Noch am Donnerstag hatte es schlecht ausgesehen für das Bali-Paket. Indien will sicherstellen, dass Nahrungsmittel auch für Arme erschwinglich bleiben, und hatte deshalb darauf beharrt, Reis und Getreide für 800 Millionen Hilfsbedürftige subventionieren zu dürfen. Vor allem die Vereinigten Staaten wollten das nur befristet zulassen. Der Kompromiss, der schließlich gefunden wurde, besagt, dass Indien Nahrung für Arme nur in klar definierten Grenzen subventionieren darf und dies auch streng kontrolliert wird. Rolf Langhammer sieht diese Einigung dennoch mit gemischten Gefühlen: "Das Problem ist, dass Indien nun den Handel verzerren könnte." Der gefundene Kompromiss sei nicht der richtige Weg, denn "eine Subventionierung von Produkten ist immer schlecht." Allerdings: Eine Alternative habe die WTO gar nicht gehabt. "Die Inder waren beinhart. Ohne den Kompromiss wäre es nicht zu einem Abschluss des Bali-Pakets gekommen."
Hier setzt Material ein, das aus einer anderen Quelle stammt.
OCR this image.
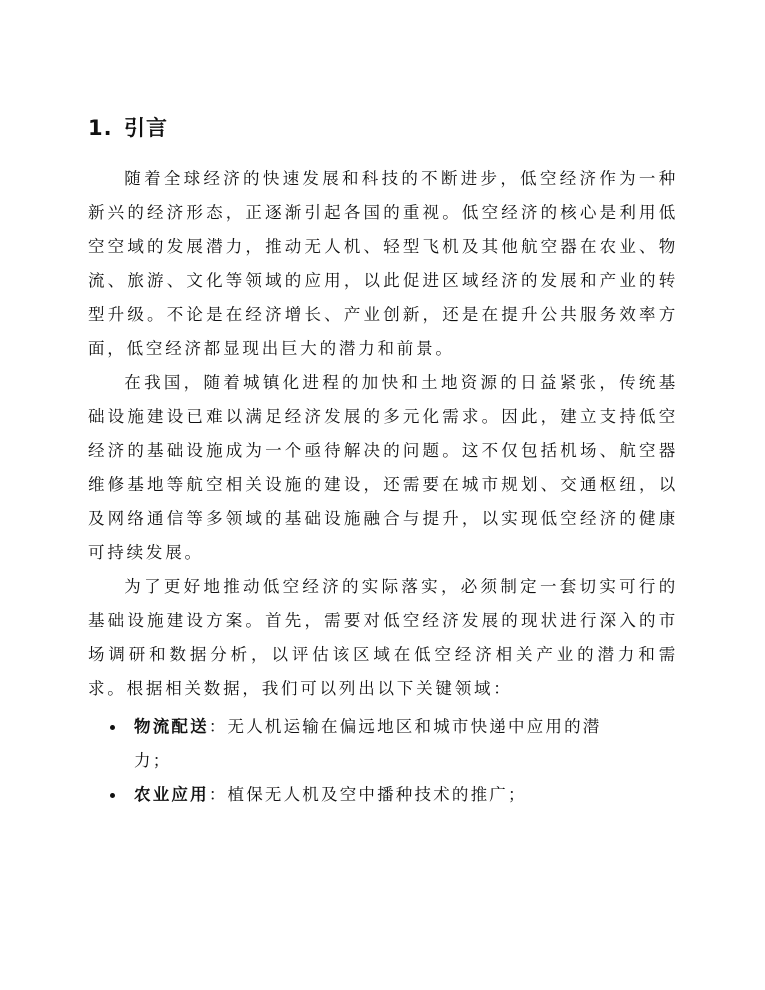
1. 引言

随着全球经济的快速发展和科技的不断进步，低空经济作为一种新兴的经济形态，正逐渐引起各国的重视。低空经济的核心是利用低空空域的发展潜力，推动无人机、轻型飞机及其他航空器在农业、物流、旅游、文化等领域的应用，以此促进区域经济的发展和产业的转型升级。不论是在经济增长、产业创新，还是在提升公共服务效率方面，低空经济都显现出巨大的潜力和前景。

在我国，随着城镇化进程的加快和土地资源的日益紧张，传统基础设施建设已难以满足经济发展的多元化需求。因此，建立支持低空经济的基础设施成为一个亟待解决的问题。这不仅包括机场、航空器维修基地等航空相关设施的建设，还需要在城市规划、交通枢纽，以及网络通信等多领域的基础设施融合与提升，以实现低空经济的健康可持续发展。

为了更好地推动低空经济的实际落实，必须制定一套切实可行的基础设施建设方案。首先，需要对低空经济发展的现状进行深入的市场调研和数据分析，以评估该区域在低空经济相关产业的潜力和需求。根据相关数据，我们可以列出以下关键领域：

物流配送：无人机运输在偏远地区和城市快递中应用的潜力；
农业应用：植保无人机及空中播种技术的推广；
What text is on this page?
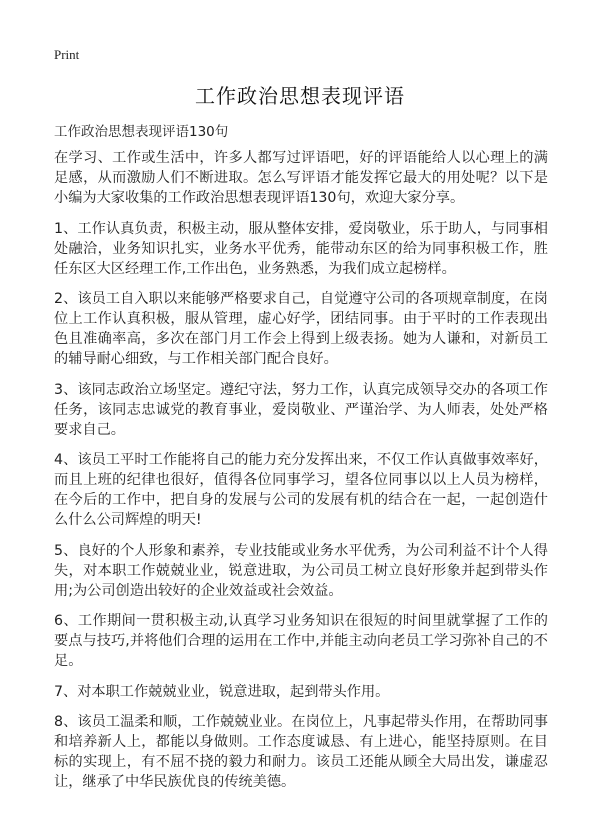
Print
工作政治思想表现评语
工作政治思想表现评语130句

在学习、工作或生活中，许多人都写过评语吧，好的评语能给人以心理上的满足感，从而激励人们不断进取。怎么写评语才能发挥它最大的用处呢？以下是小编为大家收集的工作政治思想表现评语130句，欢迎大家分享。

1、工作认真负责，积极主动，服从整体安排，爱岗敬业，乐于助人，与同事相处融洽，业务知识扎实，业务水平优秀，能带动东区的给为同事积极工作，胜任东区大区经理工作,工作出色，业务熟悉，为我们成立起榜样。

2、该员工自入职以来能够严格要求自己，自觉遵守公司的各项规章制度，在岗位上工作认真积极，服从管理，虚心好学，团结同事。由于平时的工作表现出色且准确率高，多次在部门月工作会上得到上级表扬。她为人谦和，对新员工的辅导耐心细致，与工作相关部门配合良好。

3、该同志政治立场坚定。遵纪守法，努力工作，认真完成领导交办的各项工作任务，该同志忠诚党的教育事业，爱岗敬业、严谨治学、为人师表，处处严格要求自己。

4、该员工平时工作能将自己的能力充分发挥出来，不仅工作认真做事效率好，而且上班的纪律也很好，值得各位同事学习，望各位同事以以上人员为榜样，在今后的工作中，把自身的发展与公司的发展有机的结合在一起，一起创造什么什么公司辉煌的明天!

5、良好的个人形象和素养，专业技能或业务水平优秀，为公司利益不计个人得失，对本职工作兢兢业业，锐意进取，为公司员工树立良好形象并起到带头作用;为公司创造出较好的企业效益或社会效益。

6、工作期间一贯积极主动,认真学习业务知识在很短的时间里就掌握了工作的要点与技巧,并将他们合理的运用在工作中,并能主动向老员工学习弥补自己的不足。

7、对本职工作兢兢业业，锐意进取，起到带头作用。

8、该员工温柔和顺，工作兢兢业业。在岗位上，凡事起带头作用，在帮助同事和培养新人上，都能以身做则。工作态度诚恳、有上进心，能坚持原则。在目标的实现上，有不屈不挠的毅力和耐力。该员工还能从顾全大局出发，谦虚忍让，继承了中华民族优良的传统美德。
Gute Nachricht für deutsche Exportwirtschaft
Neben ärmeren Ländern profitiert auch Deutschland von den Beschlüssen. Der Außenhandelschef des Deutschen Industrie- und Handelskammertages, Volker Treier, sprach von einem wichtigen Signal. Das Bali-Paket könne der deutschen Wirtschaft einen Wachstumsimpuls von 60 Milliarden Euro pro Jahr bescheren. Mit derzeit über sieben Prozent Anteil an allen Exporten weltweit ist Deutschland die Nummer Drei in der Welt nach China und den Vereinigten Staaten. Hierzulande hängt fast jeder vierte Arbeitsplatz von der Exportwirtschaft ab.
Auch für die WTO selbst sei der erfolgreiche Abschluss der Verhandlungen fast schon überlebenswichtig gewesen, sagt Langhammer: "Sie wäre in der Bedeutungslosigkeit versunken, wenn sie kein Abkommen auf den Weg gebracht hätte." Denn schon seit sieben Jahren lagen die Verhandlungen auf Eis. In dieser Zeit habe die ganze Welt nur noch auf die Regionalabkommen geblickt, meint Langhammer, zum Beispiel auf die Verhandlungen über ein Freihandelsabkommen zwischen den Vereinigten Staaten und der EU. Darauf werde der WTO-Abschluss aber keine Auswirkungen haben, ist Jürgen Matthes vom Kölner Institut der Deutschen Wirtschaft überzeugt.
Erster Schritt der Entwicklungsagenda
Handelsexperte Langhammer glaubt, dass der Abschluss des Abkommens auch für weitere Verhandlungen der sogenannten Doha-Runde zukunftsweisend sein könnte. Das Bali-Paket ist ein Bestandteil der Entwicklungsagenda, die 2001 von den Wirtschafts- und Handelsministern der WTO-Mitgliedsstaaten angestoßen, aber schon 2006 ausgesetzt wurde. Ziel des Doha-Prozesses ist, die wirtschaftlichen Probleme von Entwicklungsländern in den Griff zu bekommen, indem sie einen leichteren Zugang zum Weltmarkt erhalten.
Ein Grundstein ist also mit den Beschlüssen in Bali gelegt. "Den großen Abschluss hat man noch vor sich", sagt Langhammer. "Jetzt haben wir aber ein Signal, um Schritt für Schritt in Einzelabkommen einzutreten. Über viele Jahre bekommen wir dann vielleicht ein Stückwerk von vielen Abschlüssen, das am Ende vielleicht als Doha-Runde verabschiedet werden kann."